# Constructing knowledge graphs from text, tables, and images using OpenAI functions

In [None]:
!pip install langchain neo4j openai python-dotenv unstructured[all-docs] pydantic lxml

In [None]:
!conda install -c conda-forge poppler -y

In [None]:
!conda install -c conda-forge tesseract -y

Import important and necessary libraries to run the entire project

In [5]:
import os
import base64
import requests
from langchain.graphs import Neo4jGraph
from dotenv import load_dotenv
from tqdm import tqdm
from langchain.graphs.graph_document import (
    Node as BaseNode,
    Relationship as BaseRelationship
)
from typing import List, Dict, Any, Optional
from langchain.pydantic_v1 import Field, BaseModel
from unstructured.partition.auto import partition_pdf
from langchain.chains.openai_functions import (
    create_openai_fn_chain,
    create_structured_output_chain,
)
from langchain.chat_models import ChatOpenAI, ChatOllama
from langchain.prompts import ChatPromptTemplate
from langchain.graphs.graph_document import (
    Node as BaseNode,
    Relationship as BaseRelationship,
    GraphDocument,
)
from langchain.schema import Document
from typing import List, Dict, Any, Optional
from langchain.pydantic_v1 import Field, BaseModel
from langchain.schema.messages import HumanMessage, SystemMessage

Load the env variables securely from .env file. Note we are using a different Neo4j instance for the graph creation and infformation retrieval. This allows us to make changes/manipulate the vector index and the graph database separately with no dependencies.

In [6]:
load_dotenv()
os.environ["OPENAI_API_KEY"] = os.getenv('OPENAI_API_KEY')
os.environ["NEO4J_URI"] = os.getenv('NEO4J_URI_2')
os.environ["NEO4J_USERNAME"] = os.getenv('NEO4J_USERNAME')
os.environ["NEO4J_PASSWORD"] = os.getenv('NEO4J_PASSWORD')

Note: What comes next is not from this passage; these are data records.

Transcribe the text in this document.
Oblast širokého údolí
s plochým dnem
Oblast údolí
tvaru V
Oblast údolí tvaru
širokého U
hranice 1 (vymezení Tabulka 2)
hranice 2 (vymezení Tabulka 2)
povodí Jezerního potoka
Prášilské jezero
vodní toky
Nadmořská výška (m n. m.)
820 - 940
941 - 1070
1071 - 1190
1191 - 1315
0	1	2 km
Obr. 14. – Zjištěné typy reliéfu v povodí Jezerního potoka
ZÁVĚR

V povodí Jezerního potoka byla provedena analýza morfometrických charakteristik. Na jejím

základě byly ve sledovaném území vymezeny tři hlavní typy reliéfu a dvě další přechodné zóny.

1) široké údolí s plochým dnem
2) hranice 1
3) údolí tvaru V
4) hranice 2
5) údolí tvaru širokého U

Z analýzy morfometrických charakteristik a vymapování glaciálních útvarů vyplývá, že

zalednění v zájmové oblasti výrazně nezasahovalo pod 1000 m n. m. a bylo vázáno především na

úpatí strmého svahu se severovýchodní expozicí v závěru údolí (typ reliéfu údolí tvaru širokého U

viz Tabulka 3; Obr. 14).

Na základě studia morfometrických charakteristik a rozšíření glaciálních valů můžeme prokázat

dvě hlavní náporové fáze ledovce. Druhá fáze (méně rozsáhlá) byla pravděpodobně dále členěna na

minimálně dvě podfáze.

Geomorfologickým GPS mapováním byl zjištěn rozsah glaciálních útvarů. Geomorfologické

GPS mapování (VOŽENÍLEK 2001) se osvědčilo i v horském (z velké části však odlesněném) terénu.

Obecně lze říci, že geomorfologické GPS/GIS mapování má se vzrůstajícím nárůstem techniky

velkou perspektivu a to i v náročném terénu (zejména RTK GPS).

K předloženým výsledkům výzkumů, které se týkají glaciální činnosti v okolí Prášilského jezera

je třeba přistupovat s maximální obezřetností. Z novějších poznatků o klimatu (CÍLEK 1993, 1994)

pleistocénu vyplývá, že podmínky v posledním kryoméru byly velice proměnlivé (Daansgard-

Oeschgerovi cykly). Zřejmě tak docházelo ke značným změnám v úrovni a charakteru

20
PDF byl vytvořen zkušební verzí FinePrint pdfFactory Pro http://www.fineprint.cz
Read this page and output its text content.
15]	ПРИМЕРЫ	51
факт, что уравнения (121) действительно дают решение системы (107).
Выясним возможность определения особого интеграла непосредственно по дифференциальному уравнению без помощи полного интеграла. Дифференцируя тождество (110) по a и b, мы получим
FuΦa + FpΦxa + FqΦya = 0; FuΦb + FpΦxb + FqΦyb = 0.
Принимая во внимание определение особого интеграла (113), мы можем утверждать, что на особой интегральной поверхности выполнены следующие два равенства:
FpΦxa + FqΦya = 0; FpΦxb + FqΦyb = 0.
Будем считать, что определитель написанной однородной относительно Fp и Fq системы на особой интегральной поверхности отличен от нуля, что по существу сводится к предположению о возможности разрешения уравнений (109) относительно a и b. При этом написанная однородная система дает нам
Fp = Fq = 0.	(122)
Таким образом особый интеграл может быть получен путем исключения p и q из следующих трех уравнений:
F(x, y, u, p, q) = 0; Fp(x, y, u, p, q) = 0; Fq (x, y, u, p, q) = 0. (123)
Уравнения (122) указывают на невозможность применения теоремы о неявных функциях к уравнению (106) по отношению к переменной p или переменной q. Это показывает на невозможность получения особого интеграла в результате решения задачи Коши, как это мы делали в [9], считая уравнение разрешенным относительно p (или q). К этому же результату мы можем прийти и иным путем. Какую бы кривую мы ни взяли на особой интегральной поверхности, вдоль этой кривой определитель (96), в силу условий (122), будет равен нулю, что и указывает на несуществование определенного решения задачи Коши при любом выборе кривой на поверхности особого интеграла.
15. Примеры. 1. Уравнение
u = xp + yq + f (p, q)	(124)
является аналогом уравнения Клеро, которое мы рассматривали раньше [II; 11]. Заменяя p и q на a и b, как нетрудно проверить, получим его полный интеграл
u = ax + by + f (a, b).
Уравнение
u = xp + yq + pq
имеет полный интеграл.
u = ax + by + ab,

llm_name = os.getenv('LLM')
ollama_base_url = os.getenv('OLLAMA_BASE_URL')

In [7]:
print(os.getenv('NEO4J_USERNAME'))

neo4j


In [8]:
graph = Neo4jGraph(
    url=os.environ["NEO4J_URI"],
    username=os.environ["NEO4J_USERNAME"],
    password=os.environ["NEO4J_PASSWORD"]
)

In [9]:
class Property(BaseModel):
  """A single property consisting of key and value"""
  key: str = Field(..., description="key")
  value: str = Field(..., description="value")

class Node(BaseNode):
    properties: Optional[List[Property]] = Field(
        None, description="List of node properties")

class Relationship(BaseRelationship):
    properties: Optional[List[Property]] = Field(
        None, description="List of relationship properties"
    )

In [10]:
class KnowledgeGraph(BaseModel):
    """Generate a knowledge graph with entities and relationships."""
    nodes: List[Node] = Field(
        ..., description="List of nodes in the knowledge graph")
    rels: List[Relationship] = Field(
        ..., description="List of relationships in the knowledge graph"
    )

In [11]:
def format_property_key(s: str) -> str:
    words = s.split()
    if not words:
        return s
    first_word = words[0].lower()
    capitalized_words = [word.capitalize() for word in words[1:]]
    return "".join([first_word] + capitalized_words)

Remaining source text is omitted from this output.